Xerces is an XML library for several languages, but if a very common library in Java.
I recently came across a problem with code intermittently throwing a NullPointerException inside the library:
[sourcecode lang=”text”]java.lang.NullPointerExceptionat org.apache.xerces.dom.ParentNode.nodeListItem(Unknown Source)
at org.apache.xerces.dom.ParentNode.item(Unknown Source)
at com.example.xml.Element.getChildren(Element.java:377)
at com.example.xml.Element.newChildElementHelper(Element.java:229)
at com.example.xml.Element.newChildElement(Element.java:180)
…
[/sourcecode]You may also find the NullPointerException in ParentNode.nodeListGetLength() and other locations in ParentNode.
Debugging this was not helped by the fact that the xercesImpl.jar is stripped of line numbers, so I couldn’t find the exact issue.

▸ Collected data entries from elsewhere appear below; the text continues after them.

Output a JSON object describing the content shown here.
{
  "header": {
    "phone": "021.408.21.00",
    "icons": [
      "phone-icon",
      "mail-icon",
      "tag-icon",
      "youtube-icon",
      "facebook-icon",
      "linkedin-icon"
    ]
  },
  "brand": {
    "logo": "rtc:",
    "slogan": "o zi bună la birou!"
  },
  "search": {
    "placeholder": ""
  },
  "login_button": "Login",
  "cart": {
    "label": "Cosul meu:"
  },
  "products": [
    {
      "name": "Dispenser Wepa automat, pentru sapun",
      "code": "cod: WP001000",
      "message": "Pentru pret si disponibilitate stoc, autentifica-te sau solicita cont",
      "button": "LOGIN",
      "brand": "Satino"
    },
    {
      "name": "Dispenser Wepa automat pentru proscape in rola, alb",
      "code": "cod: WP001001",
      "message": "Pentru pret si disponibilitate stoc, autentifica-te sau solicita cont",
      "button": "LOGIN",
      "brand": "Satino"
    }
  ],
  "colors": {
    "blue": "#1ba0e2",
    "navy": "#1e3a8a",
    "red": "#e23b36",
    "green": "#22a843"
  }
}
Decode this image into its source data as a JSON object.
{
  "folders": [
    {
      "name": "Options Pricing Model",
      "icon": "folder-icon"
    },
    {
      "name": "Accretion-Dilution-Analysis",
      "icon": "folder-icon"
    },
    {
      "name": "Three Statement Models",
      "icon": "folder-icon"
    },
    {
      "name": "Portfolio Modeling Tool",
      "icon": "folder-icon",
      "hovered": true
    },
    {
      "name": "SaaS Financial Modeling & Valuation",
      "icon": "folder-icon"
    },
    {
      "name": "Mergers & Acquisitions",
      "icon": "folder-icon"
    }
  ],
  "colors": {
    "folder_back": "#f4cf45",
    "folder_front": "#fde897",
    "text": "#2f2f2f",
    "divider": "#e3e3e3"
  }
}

After some searching, it appeared that the issue was down to the fact that Xerces is not thread-safe. ParentNode caches iterations through the NodeList of children to speed up performance and stores them in the Node’s Document object. In multi-threaded applications, this can lead to race conditions and NullPointerExceptions. And because it’s a threading issue, the problem is intermittent and hard to track down.
The solution is to synchronise your code on the DOM, and this means the Document object, everywhere you access the nodes. I’m not certain exactly which methods need to be protected, but I believe it needs to be at least any function that will iterate a NodeList. I would start by protecting every access and testing performance, and removing some if needed.
[sourcecode lang=”java”]/*** Returns the concatenation of all the text in all child nodes
* of the current element.
*/
public String getText() {
StringBuilder result = new StringBuilder();
synchronized ( m_element.getOwnerDocument()) {
NodeList nl = m_element.getChildNodes();
for (int i = 0; i < nl.getLength(); i++) {
Node n = nl.item(i);
if (n != null && n.getNodeType() == org.w3c.dom.Node.TEXT_NODE) {
result.append(((CharacterData) n).getData());
}
}
}
return result.toString();
}[/sourcecode]Notice the “synchronized ( m_element.getOwnerDocument()) {}” block around the section that deals with the DOM. The NPE would normally be thrown on the nl.getLength() or nl.item() calls.
Since putting in the synchronized blocks, we’ve gone from having 78 NPEs between 2:30am and 3:00am, to having zero in the last 12 hours, so I think it’s safe to say, this has drastically reduced the problem.